Hi, currently there is no clone from remote lakefs...
# help
b
Hi, currently there is no clone from remote lakefs. I assume this is the question.
m
Hi! sure. If you have full dataset instead of single file it would be much easier to work on data repository than single file.
b
So this is still a case of single lakeFS, and we would like to close a repository in the same lakefs instance, right?
m
now I'm not sure if I understand.
I think about following scenario
1. lakectl clone lakefs://remote-repo
(which makes local copy of remote-repo)
2) work on some files
3. lakectl commit
(wchich commits local changes
4. lakectl push
which sends all changes to the remote-repo
so it would be more similar to what git provides
b
I think I understand, but I'll try to clear some things first. There is no local for lakefs - every operation you perform lakectl ... will perform a request to lakefs instance
m
yes
b
so push and pull I guess will be to a remote instance of lakefs
m
yes
b
because lakefs:// schema today doesn't have real address
both will go to the same lakefs instance
as specified in the lakectl.yaml
m
yes, exactly
which is anyway somewhere e.g. in aws
so if I have let's say set of 20files to work on -- what would be the best "lakefs-flow" to use?
b
so if the second repository is managed by the same instance of lakefs
we can clone the repository lakefs already manages
which keep pointing to the same files
m
I think there is one repo; let's call it lakefs://repo1
and local copy of the repo
or...
do you suggest
b
but what do you mean in "local"
m
I should create local repo
I mean I should have repo created on my station
b
but there is nothing locally
when you create a repo everybody working on the lakeFS instance can see the repo
m
well... I work on some files on my station?
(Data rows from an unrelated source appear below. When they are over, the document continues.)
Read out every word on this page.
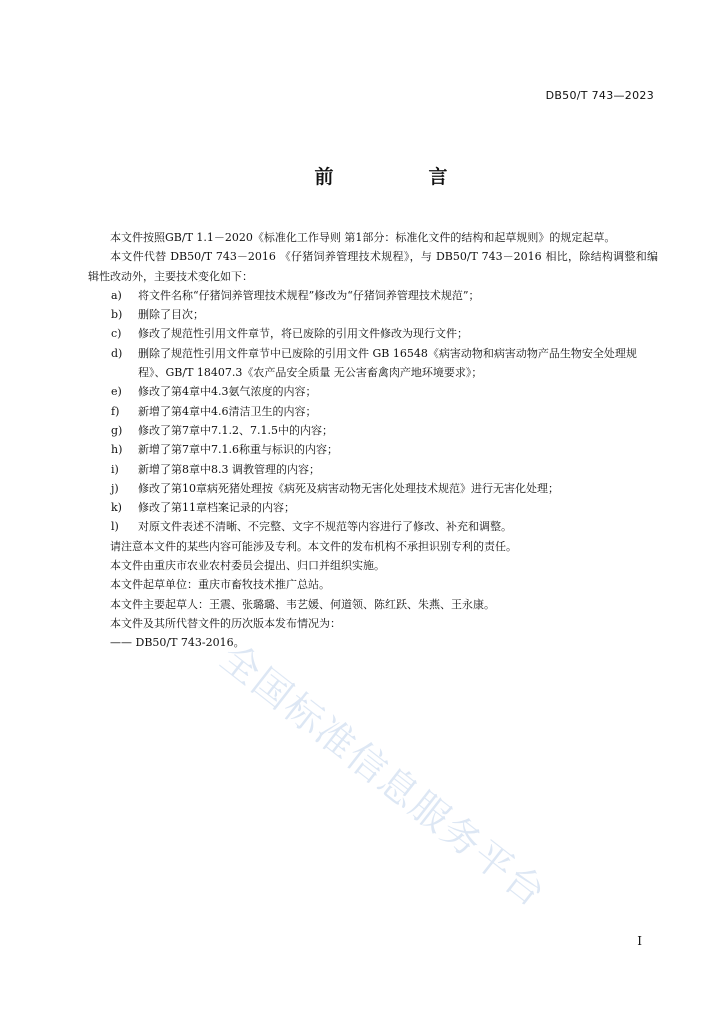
DB50/T 743—2023
前　言

本文件按照GB/T 1.1－2020《标准化工作导则 第1部分：标准化文件的结构和起草规则》的规定起草。

本文件代替 DB50/T 743－2016 《仔猪饲养管理技术规程》，与 DB50/T 743－2016 相比，除结构调整和编辑性改动外，主要技术变化如下：

a) 将文件名称“仔猪饲养管理技术规程”修改为“仔猪饲养管理技术规范”；

b) 删除了目次；

c) 修改了规范性引用文件章节，将已废除的引用文件修改为现行文件；

d) 删除了规范性引用文件章节中已废除的引用文件 GB 16548《病害动物和病害动物产品生物安全处理规程》、GB/T 18407.3《农产品安全质量 无公害畜禽肉产地环境要求》；

e) 修改了第4章中4.3氨气浓度的内容；

f) 新增了第4章中4.6清洁卫生的内容；

g) 修改了第7章中7.1.2、7.1.5中的内容；

h) 新增了第7章中7.1.6称重与标识的内容；

i) 新增了第8章中8.3 调教管理的内容；

j) 修改了第10章病死猪处理按《病死及病害动物无害化处理技术规范》进行无害化处理；

k) 修改了第11章档案记录的内容；

l) 对原文件表述不清晰、不完整、文字不规范等内容进行了修改、补充和调整。

请注意本文件的某些内容可能涉及专利。本文件的发布机构不承担识别专利的责任。

本文件由重庆市农业农村委员会提出、归口并组织实施。

本文件起草单位：重庆市畜牧技术推广总站。

本文件主要起草人：王震、张璐璐、韦艺媛、何道领、陈红跃、朱燕、王永康。

本文件及其所代替文件的历次版本发布情况为：

—— DB50/T 743-2016。

全国标准信息服务平台
I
yes, but to work, change the file you need to grab the file
you are not working on the file by "remote edit"
you make pull, edit and push, don't you?
🙂
b
yes, if you work locally and not running a job that process the data on the lake
so you are suggesting having something like local stage area for lakefs
to work locally on files and push just the changes to the lakefs?
m
yes!
b
having track local changes and have them pushed
m
that's just what I know
b
I see
m
but if there is any other option tell me, please
e.g. I have a file in S3
b
think aws s3 got a sync command you can use to copy the local changes
m
as LakeFS is API
I shoudnt work on the file directly
b
lakeFS suppose S3 interface
m
but only through the API
yes, I've tested that and it works very nice!
b
for repositories with a large datasets copy/export/clone the data locally is not an option
m
then how to work on this?
b
but I understand the use-case to have the files locally, process, modify, add and push the changes in one command
lakefs like s3 - build an app that will process the data and produce data back to the object store
just this time you can commit the changes, rollback and etc.
m
aha
so
e.g. use aws to move the data and lakefs to manage metadata?
b
yes
m
got it
phew!
thanks for explanation!
b
lakefs operates as a gateway to s3 - so you can do the operations directly
it will store the data and keep track on the metadata
m
yes
b
but I get your idea for locally working on files
m
cool, I will play with this approach!
b
I guess you can open a feature request
there are couple of things to iron
m
thanks -- let me get familliar with this approach -- maybe I'll like it and give up with "clone/pull/push" 😉
b
like how to track the files locally
🙂
m
indeed
with small files in github it's wasy
but in here it might be a no - go
thanks again.
have a nice Friday and weekend!
b
true, I think it can also be develop using the current open api we have
thanks! you too.
here if you have more questions or want to discuss more ideas
👍 1